Carmaker Volvo, which operates under the company named Swedish Motor Assemblies Sdn Bhd (SMA) locally, has chosen to operate out of Malaysia instead and had recently consolidated its Asean operations to a single location here.
According to StarBizWeek, SMA’s managing director David Stenstrom said in a recent interview that Volvo, which had previously operated out of both Malaysia and Thailand, is now focused on scaling up assembly production locally instead and today exports Volvo cars to Thailand.
“We’ve had quite some challenging years especially until 2009 due to low volumes. We also questioned whether we should continue or not. We then decided to sell our Thailand plant and left there last year to consolidate all our volumes here in Malaysia which is a good decision for us. Now we have proper (sales) volumes to survive,” Stenstrom said.
SMA’s recent corporate restructuring to focus on its Malaysian operations is actually aimed at increasing its production levels locally which are expected to climb in tandem with the changing face of the company and bright economic prospects in this region.
“The business future looks extremely promising: this year we’ll likely produce 2,200 units, next year 3,000 units and three years from now we’re targetting 4,500 units per year. This includes the Malaysian, Thailand and Indonesia markets. Indonesia could be a good contributor moving forward,” he says.
The current assembly plant has a maximum capacity of 10,000 units and works on two shifts per day. SMA will gear up to produce more cars with the anticipated rise of demand for luxury cars in the region.
SMA presently assembles Volvo cars under the semi-knocked-down (SKD) basis with car bodies fully imported from Europe and thereafter assembled locally.
Moving forward, the company will soon see increased local production here and all its car models from the Malaysian plant will be sold as completely-knocked-down (CKD) units after it automates its assembly line and use more advanced technology.
“In the second quarter of next year I will install an ‘in-body-shop’ for all models because I need laser welding. I believe we will then be the first plant in Malaysia with laser welding. It’s quite advanced and even in Europe, so this will be a challenge for us to get the competence in the organisation and also to run it on a daily basis,” he says.
“After this, all cars from this plant will be of the CKD type. Taxes will be reduced for sure by about 20%, it costs from 30% to 10% if I have CKD and 20% is on the body pricing,” Stenstrom adds.
Stenstrom who gave the writer a tour of its assembly operations in Malaysia also says that 40% of the cars parts are sourced locally while the rest are imported, mostly from Europe. SMA currently rolls out the Volvo XC90, S80, XC60, S60 and V60 from the Shah Alam plant while it will start production of the V40 next year.

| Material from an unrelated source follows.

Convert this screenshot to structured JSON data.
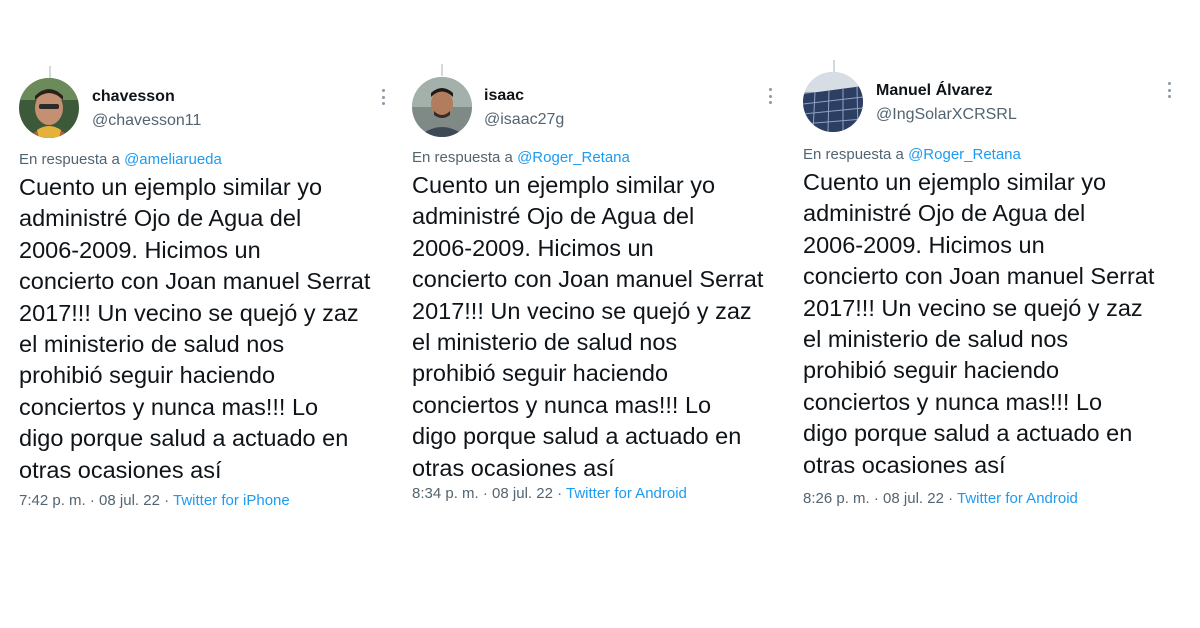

During the hour-long tour of the assembly plant, he showed and explained in detail every stage of the production line in the Volvo plant – from the arrival of the component to the final phases of assembly, which involves strict quality checking.
“I have separate teams for quality check because here, we place a lot of emphasis on producing quality cars.”
Stenstrom also highlights that the plant also contract assembles for other car companies which, like Volvo, focus on quality and safety of their final products.
However, he stresses that the selection process for contract assembly is done in a very strict manner and that production lines for Volvo cars and the contract assembly vehicles are strictly separated, including the personnel involved in assembling the contract assembly vehicles.
Stenstrom points out that despite the changing industry dynamics of the car industry with higher demand for aesthetically designed cars, the safety aspect has remained constant for Volvo and has become a part of its core competencies today.
“Safety is a culture and in the backbone of all Volvo employees. Whether you are in manufacturing or product development, safety is the first thing that you need to learn. For us, it’s so generic in everything we do. We probably have one of the most advanced crash centres in the world in Sweden where we do all these crash tests,” he says.
Stenstrom says SMA, which has been in the Malaysian market since 1967, is the first assembly plant in Malaysia. He adds that SMA plans to change the name of the company to a another name which reflects the identity of Volvo. SMA is a unit of the Volvo Car Corp.